The evidence concerning defendant’s opportunity to see the police officers outside the dumpster area was inconsistent. (Maj. opn., ante, at p. 252.) It is true that the testimony of the police officers was not perfectly consistent, but there can be no doubt that (1) the area was well lit, (2) defendant saw the police officers and knew that McCall was not one of the officers then confronting him, and (3) the officers were wearing navy blue police department uniforms and not black security guard uniforms.

The evidence concerning the police officers’ chasing of defendant was inconsistent. (Maj. opn., ante, at p. 252.) In my opinion, how the chase went down really has little to do with whether defendant knew the three were police officers. He saw them, fled, and was wrestled down and handcuffed.

The majority concludes that it is reasonably probable that defendant would have obtained a more favorable result absent the assertedly inadmissible evidence because “the irrelevant and nonprobative other crimes evidence the jury heard was [inherently and] undoubtedly prejudicial . . . .” (Maj. opn., ante, at p. 252.) As one might surmise from my comments about the evidence, I disagree that the evidence was inadmissible or that, even if it should not have been admitted, it was prejudicial. The jury was properly instructed concerning how to use the evidence of past conduct, and there was ample evidence that defendant knew that the three police officers whom he saw in a well-lit area were police officers.

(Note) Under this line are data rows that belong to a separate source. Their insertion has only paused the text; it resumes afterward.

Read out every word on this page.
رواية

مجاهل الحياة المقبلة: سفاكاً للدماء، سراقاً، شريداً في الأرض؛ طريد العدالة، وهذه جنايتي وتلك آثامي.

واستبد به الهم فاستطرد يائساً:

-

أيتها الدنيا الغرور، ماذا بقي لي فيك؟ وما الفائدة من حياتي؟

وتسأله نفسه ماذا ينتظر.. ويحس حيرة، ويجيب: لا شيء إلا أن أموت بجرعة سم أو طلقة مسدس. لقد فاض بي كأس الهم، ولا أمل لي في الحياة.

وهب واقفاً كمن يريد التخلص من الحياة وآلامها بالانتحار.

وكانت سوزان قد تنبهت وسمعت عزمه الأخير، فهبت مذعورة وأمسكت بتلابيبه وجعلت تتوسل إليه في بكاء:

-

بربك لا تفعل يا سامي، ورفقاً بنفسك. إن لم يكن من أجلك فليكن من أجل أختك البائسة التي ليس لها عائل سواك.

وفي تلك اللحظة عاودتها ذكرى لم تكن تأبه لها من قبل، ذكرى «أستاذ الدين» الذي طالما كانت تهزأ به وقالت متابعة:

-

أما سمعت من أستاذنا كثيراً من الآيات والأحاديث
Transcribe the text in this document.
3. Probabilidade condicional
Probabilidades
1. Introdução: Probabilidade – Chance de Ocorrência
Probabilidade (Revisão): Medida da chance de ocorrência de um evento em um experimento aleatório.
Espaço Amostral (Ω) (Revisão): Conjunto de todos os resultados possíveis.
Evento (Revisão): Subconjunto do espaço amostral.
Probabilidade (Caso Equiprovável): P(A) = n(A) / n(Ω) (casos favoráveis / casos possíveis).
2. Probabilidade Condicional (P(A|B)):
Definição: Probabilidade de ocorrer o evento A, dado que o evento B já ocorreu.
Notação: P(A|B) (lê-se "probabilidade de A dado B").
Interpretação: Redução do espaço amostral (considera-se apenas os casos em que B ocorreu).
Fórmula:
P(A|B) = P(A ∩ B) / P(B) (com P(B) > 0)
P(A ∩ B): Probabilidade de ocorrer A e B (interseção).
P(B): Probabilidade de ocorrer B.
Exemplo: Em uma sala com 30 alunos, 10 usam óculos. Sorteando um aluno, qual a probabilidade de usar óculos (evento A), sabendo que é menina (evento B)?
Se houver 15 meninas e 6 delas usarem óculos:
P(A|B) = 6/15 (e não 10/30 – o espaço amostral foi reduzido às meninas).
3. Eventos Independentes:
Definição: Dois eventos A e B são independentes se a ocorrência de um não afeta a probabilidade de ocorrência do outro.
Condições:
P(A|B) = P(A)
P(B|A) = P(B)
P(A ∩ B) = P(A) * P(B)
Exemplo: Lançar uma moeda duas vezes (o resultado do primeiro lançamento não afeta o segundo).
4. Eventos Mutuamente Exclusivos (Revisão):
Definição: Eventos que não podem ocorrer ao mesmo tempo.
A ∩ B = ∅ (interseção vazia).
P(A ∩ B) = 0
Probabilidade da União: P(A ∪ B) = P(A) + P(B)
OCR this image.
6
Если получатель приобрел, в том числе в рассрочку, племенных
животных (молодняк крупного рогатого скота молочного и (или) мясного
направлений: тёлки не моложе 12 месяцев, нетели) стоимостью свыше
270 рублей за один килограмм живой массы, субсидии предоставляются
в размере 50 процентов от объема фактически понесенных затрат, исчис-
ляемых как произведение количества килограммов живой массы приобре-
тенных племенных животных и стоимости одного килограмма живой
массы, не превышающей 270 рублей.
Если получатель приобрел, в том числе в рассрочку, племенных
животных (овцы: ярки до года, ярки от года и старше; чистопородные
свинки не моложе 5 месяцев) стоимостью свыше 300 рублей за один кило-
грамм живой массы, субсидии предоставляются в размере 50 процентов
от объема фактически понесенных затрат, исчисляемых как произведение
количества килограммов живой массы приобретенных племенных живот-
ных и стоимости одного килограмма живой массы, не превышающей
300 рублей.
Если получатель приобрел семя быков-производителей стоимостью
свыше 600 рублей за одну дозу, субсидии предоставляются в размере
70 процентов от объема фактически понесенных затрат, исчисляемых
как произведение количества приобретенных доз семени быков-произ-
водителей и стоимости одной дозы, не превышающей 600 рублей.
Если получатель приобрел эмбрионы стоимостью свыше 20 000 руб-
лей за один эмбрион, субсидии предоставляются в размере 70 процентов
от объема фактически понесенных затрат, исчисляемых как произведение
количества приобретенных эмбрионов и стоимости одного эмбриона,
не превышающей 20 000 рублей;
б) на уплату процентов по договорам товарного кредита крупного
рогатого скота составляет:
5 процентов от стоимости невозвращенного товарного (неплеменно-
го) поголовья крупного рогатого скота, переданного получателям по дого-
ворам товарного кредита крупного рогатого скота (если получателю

In any event, the majority’s approach to the harmless error analysis is unsound. “[A] ‘miscarriage of justice’ should be declared only when the court, ‘after an examination of the entire cause, including the evidence,’ is of the ‘opinion’ that it is reasonably probable that a result more favorable to the appealing party would have been reached in the absence of the error.” *258(People v. Watson (1956) 46 Cal.2d 818, 836 [299 P.2d 243], italics added.) To establish prejudice, the majority would have to take into account all of the evidence—“the entire cause”—and explain why, based on all of the evidence, or at least all of the evidence the majority concluded was properly admitted, it was reasonably probable that defendant would have obtained a more favorable result without the disputed evidence. This harmless error analysis does not do that.

I would affirm.

For the same reasons, I would reject any argument that the trial court violated defendant’s due process rights by admitting the evidence.